Dalam diskusi tersebut, Komisi B menyoroti beberapa faktor penting yang membutuhkan perhatian mendalam, antara lain:
- Kesiapan dan kompetensi pengemudi
- Sistem pengawasan operasional armada
- Efektivitas Command Center dalam melakukan pemantauan
"Kami juga menanyakan apakah sistem pengawasan melalui Command Center sudah berjalan optimal atau belum," tambah Nova.
Pemprov DKI Langsung Evaluasi dan Beri Arahan
Sementara itu, Asisten Perekonomian dan Keuangan Sekda Provinsi DKI Jakarta, Eli Suharini Eliawati, menyampaikan bahwa pemerintah daerah telah menanggapi serius insiden ini. Evaluasi langsung dilakukan sebagai respons atas kejadian tersebut.

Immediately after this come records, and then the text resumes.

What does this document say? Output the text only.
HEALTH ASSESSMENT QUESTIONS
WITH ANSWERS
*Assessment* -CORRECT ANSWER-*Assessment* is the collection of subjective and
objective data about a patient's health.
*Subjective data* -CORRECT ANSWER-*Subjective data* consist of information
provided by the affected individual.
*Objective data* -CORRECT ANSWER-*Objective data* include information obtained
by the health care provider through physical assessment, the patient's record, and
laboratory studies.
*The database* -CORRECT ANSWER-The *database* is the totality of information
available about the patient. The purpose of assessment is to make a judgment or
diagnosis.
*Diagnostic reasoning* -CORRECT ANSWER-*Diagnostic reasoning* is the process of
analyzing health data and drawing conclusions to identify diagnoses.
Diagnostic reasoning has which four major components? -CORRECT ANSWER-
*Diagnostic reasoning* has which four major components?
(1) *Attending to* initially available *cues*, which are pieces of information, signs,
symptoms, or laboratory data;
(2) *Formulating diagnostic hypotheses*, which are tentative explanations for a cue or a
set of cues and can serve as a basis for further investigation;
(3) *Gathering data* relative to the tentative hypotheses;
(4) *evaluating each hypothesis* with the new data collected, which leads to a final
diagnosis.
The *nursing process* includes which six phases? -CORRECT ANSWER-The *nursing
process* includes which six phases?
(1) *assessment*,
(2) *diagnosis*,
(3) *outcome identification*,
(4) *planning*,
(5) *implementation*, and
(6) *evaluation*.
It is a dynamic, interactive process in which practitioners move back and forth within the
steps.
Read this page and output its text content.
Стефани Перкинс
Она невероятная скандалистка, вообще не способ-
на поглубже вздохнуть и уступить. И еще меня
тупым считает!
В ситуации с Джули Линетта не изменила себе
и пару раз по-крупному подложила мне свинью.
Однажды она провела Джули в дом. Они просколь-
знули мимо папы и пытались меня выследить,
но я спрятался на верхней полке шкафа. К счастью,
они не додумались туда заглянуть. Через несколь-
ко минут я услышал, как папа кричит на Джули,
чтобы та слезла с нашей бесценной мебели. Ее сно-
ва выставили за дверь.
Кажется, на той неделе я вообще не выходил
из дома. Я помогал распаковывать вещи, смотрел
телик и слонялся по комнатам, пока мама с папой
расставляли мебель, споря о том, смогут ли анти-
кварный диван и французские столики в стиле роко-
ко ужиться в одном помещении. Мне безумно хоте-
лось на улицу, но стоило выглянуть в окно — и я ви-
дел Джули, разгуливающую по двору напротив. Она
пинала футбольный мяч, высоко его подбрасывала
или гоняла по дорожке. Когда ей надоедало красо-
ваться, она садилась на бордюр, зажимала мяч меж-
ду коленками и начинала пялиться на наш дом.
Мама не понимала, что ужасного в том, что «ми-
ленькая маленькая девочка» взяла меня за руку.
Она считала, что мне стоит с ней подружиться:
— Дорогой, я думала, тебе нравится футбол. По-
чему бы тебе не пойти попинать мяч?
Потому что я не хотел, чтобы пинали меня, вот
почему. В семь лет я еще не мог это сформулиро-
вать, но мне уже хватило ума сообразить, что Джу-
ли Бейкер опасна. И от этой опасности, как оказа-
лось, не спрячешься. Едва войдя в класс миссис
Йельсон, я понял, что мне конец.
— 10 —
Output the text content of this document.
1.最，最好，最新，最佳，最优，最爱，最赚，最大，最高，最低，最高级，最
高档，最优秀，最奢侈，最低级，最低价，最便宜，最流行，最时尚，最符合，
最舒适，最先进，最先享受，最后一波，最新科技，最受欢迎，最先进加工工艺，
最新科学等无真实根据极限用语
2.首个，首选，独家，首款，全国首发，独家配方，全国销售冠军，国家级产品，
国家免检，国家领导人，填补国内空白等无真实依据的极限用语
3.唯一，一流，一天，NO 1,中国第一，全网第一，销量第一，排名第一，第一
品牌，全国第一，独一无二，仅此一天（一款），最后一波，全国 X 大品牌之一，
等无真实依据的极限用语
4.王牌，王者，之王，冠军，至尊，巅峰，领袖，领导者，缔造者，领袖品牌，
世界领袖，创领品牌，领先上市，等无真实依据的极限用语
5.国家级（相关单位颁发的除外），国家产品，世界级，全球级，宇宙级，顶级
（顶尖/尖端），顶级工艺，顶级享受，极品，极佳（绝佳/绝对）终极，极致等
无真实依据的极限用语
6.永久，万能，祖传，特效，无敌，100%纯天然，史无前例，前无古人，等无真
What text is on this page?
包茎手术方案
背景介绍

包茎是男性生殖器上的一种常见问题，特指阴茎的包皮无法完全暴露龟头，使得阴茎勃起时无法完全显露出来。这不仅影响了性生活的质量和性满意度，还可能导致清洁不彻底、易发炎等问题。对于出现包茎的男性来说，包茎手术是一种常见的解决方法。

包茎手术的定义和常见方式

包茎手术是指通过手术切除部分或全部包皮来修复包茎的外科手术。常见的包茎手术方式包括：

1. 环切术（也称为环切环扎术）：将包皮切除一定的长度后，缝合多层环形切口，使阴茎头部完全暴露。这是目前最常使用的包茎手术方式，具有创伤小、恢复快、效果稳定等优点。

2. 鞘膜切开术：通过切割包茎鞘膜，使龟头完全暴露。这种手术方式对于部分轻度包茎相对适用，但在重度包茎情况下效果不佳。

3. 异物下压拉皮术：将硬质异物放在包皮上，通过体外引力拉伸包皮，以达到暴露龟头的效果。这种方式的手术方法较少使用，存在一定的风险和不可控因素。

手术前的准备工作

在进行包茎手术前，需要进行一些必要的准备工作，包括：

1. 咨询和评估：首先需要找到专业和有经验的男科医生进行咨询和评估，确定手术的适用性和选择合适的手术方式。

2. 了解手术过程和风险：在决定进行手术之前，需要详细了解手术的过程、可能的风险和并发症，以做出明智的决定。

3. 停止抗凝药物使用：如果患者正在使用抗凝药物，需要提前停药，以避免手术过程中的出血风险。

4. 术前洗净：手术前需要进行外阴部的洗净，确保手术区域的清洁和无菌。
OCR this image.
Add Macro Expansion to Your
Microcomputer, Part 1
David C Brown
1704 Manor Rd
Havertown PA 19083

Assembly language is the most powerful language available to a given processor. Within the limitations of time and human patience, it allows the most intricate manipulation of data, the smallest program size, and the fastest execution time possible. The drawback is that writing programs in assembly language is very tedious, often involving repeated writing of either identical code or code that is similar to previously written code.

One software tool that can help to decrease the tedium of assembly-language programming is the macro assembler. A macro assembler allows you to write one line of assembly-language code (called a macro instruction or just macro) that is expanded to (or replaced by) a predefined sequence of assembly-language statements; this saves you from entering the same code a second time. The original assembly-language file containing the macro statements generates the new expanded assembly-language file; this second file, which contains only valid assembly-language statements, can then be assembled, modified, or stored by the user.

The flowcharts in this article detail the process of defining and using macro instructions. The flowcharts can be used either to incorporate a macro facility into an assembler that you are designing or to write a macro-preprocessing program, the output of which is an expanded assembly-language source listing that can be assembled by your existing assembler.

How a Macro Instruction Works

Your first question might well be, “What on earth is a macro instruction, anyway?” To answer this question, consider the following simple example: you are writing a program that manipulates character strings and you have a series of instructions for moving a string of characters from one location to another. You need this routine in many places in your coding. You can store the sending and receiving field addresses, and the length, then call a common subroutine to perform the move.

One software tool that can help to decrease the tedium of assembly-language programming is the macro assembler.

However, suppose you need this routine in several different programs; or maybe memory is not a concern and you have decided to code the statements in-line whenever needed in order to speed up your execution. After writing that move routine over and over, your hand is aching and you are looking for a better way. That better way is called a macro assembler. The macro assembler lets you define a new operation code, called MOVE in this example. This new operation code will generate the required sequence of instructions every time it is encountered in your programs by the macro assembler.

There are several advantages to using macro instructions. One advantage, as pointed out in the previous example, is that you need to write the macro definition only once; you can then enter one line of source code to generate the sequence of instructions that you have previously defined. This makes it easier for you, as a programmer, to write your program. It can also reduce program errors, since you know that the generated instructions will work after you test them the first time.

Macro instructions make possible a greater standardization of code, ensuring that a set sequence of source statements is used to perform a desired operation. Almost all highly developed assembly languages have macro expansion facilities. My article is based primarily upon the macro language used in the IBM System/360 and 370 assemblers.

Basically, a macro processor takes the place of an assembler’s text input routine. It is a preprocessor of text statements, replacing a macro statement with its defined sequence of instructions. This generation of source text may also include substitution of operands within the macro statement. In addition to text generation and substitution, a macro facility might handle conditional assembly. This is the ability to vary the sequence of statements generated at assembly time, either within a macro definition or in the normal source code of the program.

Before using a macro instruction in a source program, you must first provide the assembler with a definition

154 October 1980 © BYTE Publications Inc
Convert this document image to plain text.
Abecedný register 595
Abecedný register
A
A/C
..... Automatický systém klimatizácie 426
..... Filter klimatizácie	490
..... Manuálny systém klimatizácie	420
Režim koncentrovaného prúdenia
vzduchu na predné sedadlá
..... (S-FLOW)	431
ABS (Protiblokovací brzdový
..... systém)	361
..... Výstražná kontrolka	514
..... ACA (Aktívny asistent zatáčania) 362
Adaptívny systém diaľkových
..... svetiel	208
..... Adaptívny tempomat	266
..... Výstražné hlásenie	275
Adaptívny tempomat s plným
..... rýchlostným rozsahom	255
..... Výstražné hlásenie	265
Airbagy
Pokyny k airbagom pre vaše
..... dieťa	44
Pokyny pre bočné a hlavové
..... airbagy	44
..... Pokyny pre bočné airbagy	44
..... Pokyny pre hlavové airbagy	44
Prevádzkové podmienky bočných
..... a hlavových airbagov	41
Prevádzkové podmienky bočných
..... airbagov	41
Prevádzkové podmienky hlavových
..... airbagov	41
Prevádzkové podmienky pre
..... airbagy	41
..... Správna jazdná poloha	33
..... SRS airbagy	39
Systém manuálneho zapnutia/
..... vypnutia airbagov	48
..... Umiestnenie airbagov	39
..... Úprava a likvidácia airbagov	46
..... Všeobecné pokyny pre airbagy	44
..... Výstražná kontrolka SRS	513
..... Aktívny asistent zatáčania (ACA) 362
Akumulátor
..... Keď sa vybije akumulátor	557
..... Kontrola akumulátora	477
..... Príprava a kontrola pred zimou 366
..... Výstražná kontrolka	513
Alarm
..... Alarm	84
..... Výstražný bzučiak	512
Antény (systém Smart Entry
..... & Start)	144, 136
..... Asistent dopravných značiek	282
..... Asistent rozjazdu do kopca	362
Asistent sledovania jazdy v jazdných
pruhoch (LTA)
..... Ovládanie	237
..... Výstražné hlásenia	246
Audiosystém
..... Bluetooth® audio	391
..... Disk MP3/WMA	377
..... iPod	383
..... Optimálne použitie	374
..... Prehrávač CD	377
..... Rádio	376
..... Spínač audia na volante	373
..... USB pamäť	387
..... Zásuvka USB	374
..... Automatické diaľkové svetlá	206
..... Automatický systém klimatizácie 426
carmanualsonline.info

“Dengan adanya insiden kemarin, gubernur sudah memberikan arahan kepada kami dan hal itu menjadi bahan introspeksi bagi Transjakarta dan jajarannya,”
Selain faktor kesalahan manusia, Pemprov DKI juga mengevaluasi aspek teknis lainnya yang berpotensi menjadi penyebab kecelakaan, seperti:
- Umur kendaraan yang sudah relatif tua
- Fasilitas istirahat pengemudi yang memadai
- Pengaturan jam kerja pengemudi agar tidak mengalami kelelahan
Rencana Tindak Lanjut dan Penguatan Standar Keselamatan
Komisi B DPRD DKI Jakarta menegaskan bahwa evaluasi terhadap operasional Transjakarta akan terus berlanjut. Rapat kerja lanjutan bersama BUMD terkait akan digelar secara berkala untuk memperkuat standar keselamatan transportasi publik di Jakarta.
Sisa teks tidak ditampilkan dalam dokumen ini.